The column labeled "B" under "unstandardized coefficients" tells you how much the dependent variable goes up, on average, given that the independent variable goes up one unit. So for VERBAL, the coefficient 0.003697 means that an increase of one point on the verbal SAT score corresponds to an increase of 0.003697 points of satisfaction with academic performance. Don't let the small size of that number fool you: acad_sat was measured on a scale of 1 to 3. VERBAL is measured on a very different scale: 200 to 800. If we had measured ACAD_SAT on a 1000 to 3000 scale, the coefficient would have been 3.697. The coefficient says that if we compare people who scores around 600 on the SAT with people who scores around 300, the first group scores an average of more than a full point higher in satisfaction (300 times 0.003697 is about 1.1).

The column labeled "BETA" under "standardized coefficents" tells you how many standard deviations the dependent variable goes up given that the independent variable has gone up one standard deviation. By rescaling the coefficients in terms of standard deviations, we eliminate the issue of the scale of the variables, which means that all the coefficients are comparable to each other. You can see that the standardized coefficient for VERBAL is 0.48, which is quite a bit bigger than the corresponding coefficients for the other variables. VERBAL really does affect (satisfaction with) academic performance, whereas score on the math SAT really doesn't, at least for the kind of people that take this class. Similarly one's weight divided by height is unrelated to one's satisfaction with one's academic performance.

By the way, when I re-ran the regression using satisfaction with social life (SOC_SAT) as the dependent variable, I got the opposite results:

Coefficients
Unstandardized Coefficients Standardized Coefficients t Sig.
Model B Std.
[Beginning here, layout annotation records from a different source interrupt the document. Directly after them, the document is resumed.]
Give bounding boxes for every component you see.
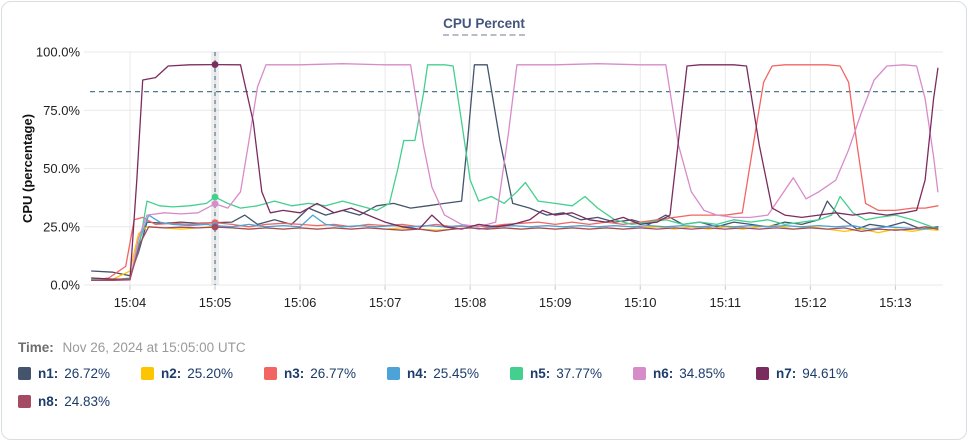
legend-swatch-n5 <box>510 367 523 380</box>
series-line-n6[interactable] <box>91 63 939 281</box>
crosshair-band <box>211 52 220 285</box>
legend-label-n7: n7: <box>776 366 797 381</box>
legend-swatch-n2 <box>141 367 154 380</box>
y-axis-title: CPU (percentage) <box>20 114 35 223</box>
x-axis-label: 15:11 <box>709 295 741 310</box>
x-axis-label: 15:13 <box>879 295 912 310</box>
legend-item-n1[interactable]: n1: 26.72% <box>18 366 110 381</box>
x-axis-label: 15:04 <box>114 295 147 310</box>
y-axis-label: 25.0% <box>43 219 80 234</box>
legend-value-n4: 25.45% <box>433 366 480 381</box>
legend-swatch-n1 <box>18 367 31 380</box>
legend-value-n2: 25.20% <box>187 366 234 381</box>
time-row: Time: Nov 26, 2024 at 15:05:00 UTC <box>18 340 246 355</box>
legend-value-n1: 26.72% <box>64 366 111 381</box>
x-axis-label: 15:12 <box>794 295 827 310</box>
legend-value-n5: 37.77% <box>556 366 603 381</box>
cpu-percent-chart[interactable]: 15:04 15:05 15:06 15:07 15:08 15:09 15:10 15:11… <box>2 38 967 322</box>
legend-swatch-n8 <box>18 395 31 408</box>
legend-value-n8: 24.83% <box>64 394 111 409</box>
legend-value-n7: 94.61% <box>802 366 849 381</box>
legend-swatch-n3 <box>264 367 277 380</box>
legend-item-n4[interactable]: n4: 25.45% <box>387 366 479 381</box>
legend-item-n3[interactable]: n3: 26.77% <box>264 366 356 381</box>
legend-item-n2[interactable]: n2: 25.20% <box>141 366 233 381</box>
legend-swatch-n4 <box>387 367 400 380</box>
x-axis-label: 15:06 <box>284 295 317 310</box>
chart-title[interactable]: CPU Percent <box>443 16 525 36</box>
crosshair-marker-n8 <box>211 223 219 231</box>
series-line-n1[interactable] <box>91 64 939 277</box>
crosshair-marker-n6 <box>211 200 219 208</box>
legend-item-n6[interactable]: n6: 34.85% <box>633 366 725 381</box>
legend-value-n3: 26.77% <box>310 366 357 381</box>
legend-label-n8: n8: <box>38 394 59 409</box>
legend-swatch-n6 <box>633 367 646 380</box>
crosshair-marker-n7 <box>211 61 219 68</box>
x-axis-label: 15:07 <box>369 295 402 310</box>
chart-legend: n1: 26.72% n2: 25.20% n3: 26.77% n4: 25.45% n5: 3… <box>18 366 954 409</box>
legend-value-n6: 34.85% <box>679 366 726 381</box>
series-line-n7[interactable] <box>91 63 939 280</box>
time-label: Time: <box>18 340 54 355</box>
series-line-n8[interactable] <box>91 226 939 281</box>
legend-swatch-n7 <box>756 367 769 380</box>
legend-item-n7[interactable]: n7: 94.61% <box>756 366 848 381</box>
y-axis-label: 0.0% <box>50 278 80 293</box>
y-axis-label: 100.0% <box>36 45 81 60</box>
legend-item-n5[interactable]: n5: 37.77% <box>510 366 602 381</box>
legend-label-n5: n5: <box>530 366 551 381</box>
legend-label-n2: n2: <box>161 366 182 381</box>
time-value: Nov 26, 2024 at 15:05:00 UTC <box>62 340 246 355</box>
x-axis-label: 15:10 <box>624 295 657 310</box>
x-axis-label: 15:05 <box>199 295 232 310</box>
legend-label-n4: n4: <box>407 366 428 381</box>
legend-label-n1: n1: <box>38 366 59 381</box>
y-axis-label: 50.0% <box>43 161 80 176</box>
x-axis-label: 15:08 <box>454 295 487 310</box>
y-axis-label: 75.0% <box>43 103 80 118</box>
legend-item-n8[interactable]: n8: 24.83% <box>18 394 110 409</box>
x-axis-label: 15:09 <box>539 295 572 310</box>
series-line-n5[interactable] <box>91 64 939 281</box>
crosshair-marker-n5 <box>211 193 219 201</box>
legend-label-n6: n6: <box>653 366 674 381</box>
chart-header: CPU Percent <box>2 15 966 36</box>
legend-label-n3: n3: <box>284 366 305 381</box>
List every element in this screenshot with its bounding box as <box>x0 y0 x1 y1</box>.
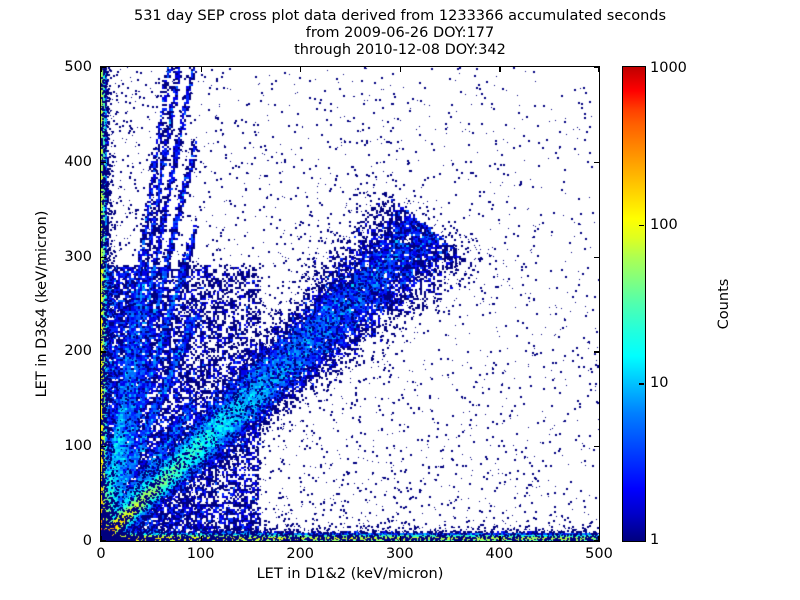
x-tick-mark <box>300 536 302 541</box>
plot-area <box>100 66 600 542</box>
y-tick-mark <box>594 67 599 69</box>
y-tick-mark <box>594 351 599 353</box>
y-tick-label: 500 <box>64 59 92 75</box>
colorbar-tick-label: 100 <box>650 216 678 233</box>
colorbar-title: Counts <box>716 278 732 330</box>
colorbar-tick-label: 1000 <box>650 60 687 76</box>
x-tick-mark <box>300 67 302 72</box>
y-tick-label: 300 <box>64 248 92 265</box>
chart-title-line-1: 531 day SEP cross plot data derived from… <box>133 8 667 24</box>
colorbar-tick-mark <box>639 224 644 226</box>
x-tick-mark <box>200 67 202 72</box>
y-tick-mark <box>101 256 106 258</box>
y-tick-mark <box>594 256 599 258</box>
y-tick-label: 400 <box>64 153 92 170</box>
y-tick-label: 0 <box>82 533 92 549</box>
chart-title-line-2: from 2009-06-26 DOY:177 <box>305 25 495 41</box>
x-tick-mark <box>499 67 501 72</box>
x-tick-mark <box>101 67 103 72</box>
scatter-heatmap-canvas <box>101 67 599 541</box>
x-tick-mark <box>399 67 401 72</box>
y-axis-title: LET in D3&4 (keV/micron) <box>34 210 50 398</box>
y-tick-mark <box>101 351 106 353</box>
colorbar-tick-mark <box>639 383 644 385</box>
x-tick-label: 300 <box>385 546 414 562</box>
y-tick-mark <box>101 540 106 541</box>
y-tick-mark <box>594 161 599 163</box>
x-tick-label: 200 <box>286 546 315 562</box>
chart-title-line-3: through 2010-12-08 DOY:342 <box>294 42 506 58</box>
x-tick-label: 0 <box>96 546 106 562</box>
y-tick-mark <box>101 446 106 448</box>
x-tick-mark <box>499 536 501 541</box>
x-tick-mark <box>101 536 103 541</box>
y-tick-label: 200 <box>64 343 92 360</box>
x-tick-label: 500 <box>585 546 613 562</box>
x-tick-mark <box>399 536 401 541</box>
x-tick-mark <box>598 536 599 541</box>
x-tick-mark <box>200 536 202 541</box>
x-tick-mark <box>598 67 599 72</box>
colorbar-gradient <box>622 66 646 542</box>
y-tick-mark <box>594 446 599 448</box>
y-tick-mark <box>101 67 106 69</box>
x-tick-label: 100 <box>186 546 215 562</box>
colorbar <box>622 66 646 542</box>
chart-title-block: 531 day SEP cross plot data derived from… <box>0 8 800 59</box>
colorbar-tick-label: 10 <box>650 375 669 392</box>
colorbar-tick-label: 1 <box>650 532 660 548</box>
x-tick-label: 400 <box>485 546 514 562</box>
x-axis-title: LET in D1&2 (keV/micron) <box>256 566 444 582</box>
y-tick-mark <box>101 161 106 163</box>
y-tick-label: 100 <box>64 438 92 455</box>
y-tick-mark <box>594 540 599 541</box>
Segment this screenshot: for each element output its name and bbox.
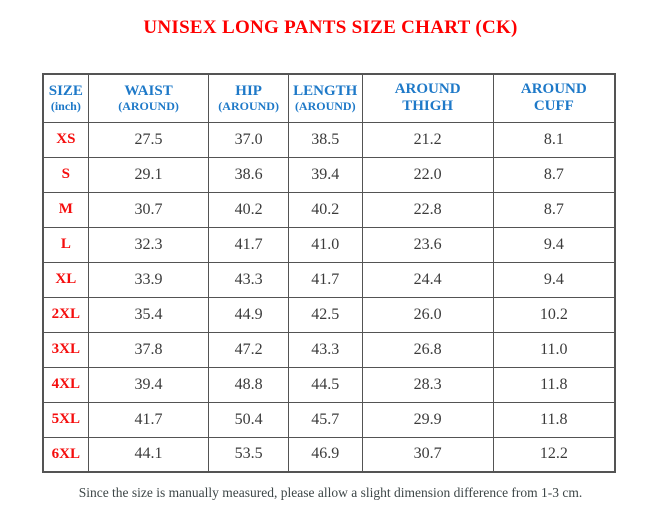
table-row-3xl: 3XL 37.8 47.2 43.3 26.8 11.0 [42, 331, 616, 368]
length-value: 46.9 [287, 436, 363, 473]
length-value: 41.0 [287, 226, 363, 263]
hip-value: 50.4 [208, 401, 289, 438]
waist-value: 32.3 [87, 226, 210, 263]
size-label: XL [42, 261, 89, 298]
column-header-size-label: SIZE [48, 82, 83, 99]
hip-value: 43.3 [208, 261, 289, 298]
thigh-value: 29.9 [361, 401, 494, 438]
hip-value: 40.2 [208, 191, 289, 228]
thigh-value: 23.6 [361, 226, 494, 263]
cuff-value: 11.8 [492, 366, 616, 403]
size-label: M [42, 191, 89, 228]
thigh-value: 22.8 [361, 191, 494, 228]
thigh-value: 30.7 [361, 436, 494, 473]
waist-value: 33.9 [87, 261, 210, 298]
cuff-value: 8.1 [492, 121, 616, 158]
cuff-value: 8.7 [492, 156, 616, 193]
length-value: 40.2 [287, 191, 363, 228]
waist-value: 44.1 [87, 436, 210, 473]
table-row-6xl: 6XL 44.1 53.5 46.9 30.7 12.2 [42, 436, 616, 473]
size-label: 3XL [42, 331, 89, 368]
cuff-value: 11.0 [492, 331, 616, 368]
column-header-thigh-label2: THIGH [402, 98, 454, 115]
size-chart-table-container: SIZE (inch) WAIST (AROUND) HIP (AROUND) … [42, 73, 616, 473]
thigh-value: 21.2 [361, 121, 494, 158]
length-value: 44.5 [287, 366, 363, 403]
column-header-length-sub: (AROUND) [294, 98, 356, 113]
table-row-5xl: 5XL 41.7 50.4 45.7 29.9 11.8 [42, 401, 616, 438]
table-row-xs: XS 27.5 37.0 38.5 21.2 8.1 [42, 121, 616, 158]
thigh-value: 26.0 [361, 296, 494, 333]
column-header-waist-sub: (AROUND) [118, 98, 179, 113]
size-label: 2XL [42, 296, 89, 333]
column-header-size: SIZE (inch) [42, 73, 89, 123]
waist-value: 35.4 [87, 296, 210, 333]
waist-value: 39.4 [87, 366, 210, 403]
size-label: XS [42, 121, 89, 158]
hip-value: 48.8 [208, 366, 289, 403]
waist-value: 29.1 [87, 156, 210, 193]
column-header-cuff-label1: AROUND [520, 81, 587, 97]
column-header-hip-label: HIP [235, 82, 262, 99]
waist-value: 37.8 [87, 331, 210, 368]
length-value: 39.4 [287, 156, 363, 193]
cuff-value: 8.7 [492, 191, 616, 228]
column-header-thigh-label1: AROUND [394, 81, 461, 97]
size-label: L [42, 226, 89, 263]
hip-value: 53.5 [208, 436, 289, 473]
thigh-value: 28.3 [361, 366, 494, 403]
table-row-s: S 29.1 38.6 39.4 22.0 8.7 [42, 156, 616, 193]
hip-value: 41.7 [208, 226, 289, 263]
column-header-cuff-label2: CUFF [533, 98, 574, 115]
length-value: 45.7 [287, 401, 363, 438]
hip-value: 47.2 [208, 331, 289, 368]
cuff-value: 12.2 [492, 436, 616, 473]
table-row-m: M 30.7 40.2 40.2 22.8 8.7 [42, 191, 616, 228]
hip-value: 38.6 [208, 156, 289, 193]
column-header-length-label: LENGTH [293, 82, 358, 99]
length-value: 42.5 [287, 296, 363, 333]
table-row-2xl: 2XL 35.4 44.9 42.5 26.0 10.2 [42, 296, 616, 333]
column-header-hip: HIP (AROUND) [208, 73, 289, 123]
column-header-around-cuff: AROUND CUFF [492, 73, 616, 123]
size-label: 6XL [42, 436, 89, 473]
size-label: S [42, 156, 89, 193]
page-title: UNISEX LONG PANTS SIZE CHART (CK) [143, 17, 518, 38]
column-header-waist: WAIST (AROUND) [87, 73, 210, 123]
table-row-xl: XL 33.9 43.3 41.7 24.4 9.4 [42, 261, 616, 298]
hip-value: 37.0 [208, 121, 289, 158]
size-chart-table: SIZE (inch) WAIST (AROUND) HIP (AROUND) … [42, 73, 616, 473]
length-value: 38.5 [287, 121, 363, 158]
cuff-value: 9.4 [492, 226, 616, 263]
column-header-hip-sub: (AROUND) [218, 98, 279, 113]
column-header-around-thigh: AROUND THIGH [361, 73, 494, 123]
thigh-value: 24.4 [361, 261, 494, 298]
table-row-4xl: 4XL 39.4 48.8 44.5 28.3 11.8 [42, 366, 616, 403]
waist-value: 27.5 [87, 121, 210, 158]
hip-value: 44.9 [208, 296, 289, 333]
length-value: 43.3 [287, 331, 363, 368]
waist-value: 30.7 [87, 191, 210, 228]
waist-value: 41.7 [87, 401, 210, 438]
table-row-l: L 32.3 41.7 41.0 23.6 9.4 [42, 226, 616, 263]
measurement-disclaimer-note: Since the size is manually measured, ple… [78, 485, 583, 500]
column-header-waist-label: WAIST [124, 82, 173, 99]
size-label: 5XL [42, 401, 89, 438]
column-header-size-unit: (inch) [50, 98, 81, 113]
thigh-value: 26.8 [361, 331, 494, 368]
column-header-length: LENGTH (AROUND) [287, 73, 363, 123]
cuff-value: 9.4 [492, 261, 616, 298]
cuff-value: 11.8 [492, 401, 616, 438]
length-value: 41.7 [287, 261, 363, 298]
cuff-value: 10.2 [492, 296, 616, 333]
thigh-value: 22.0 [361, 156, 494, 193]
header-row: SIZE (inch) WAIST (AROUND) HIP (AROUND) … [42, 73, 616, 123]
size-label: 4XL [42, 366, 89, 403]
Error Beta
1 (Constant) 0.514016 1.397152 0.367903 0.715924
MATH 0.003983 0.001492 0.49941 2.669356 0.012921
VERBAL 0.001491 0.001361 0.200218 1.095122 0.283505
WTBYHT -0.04674 0.031662 -0.28002 -1.47634 0.151862
a Dependent Variable: SOC_SAT

Now, only MATH is significant. And the coefficient is positive, which means that the better you do in the math SAT, the happier you are with your social life. That's pretty interesting. Any theories?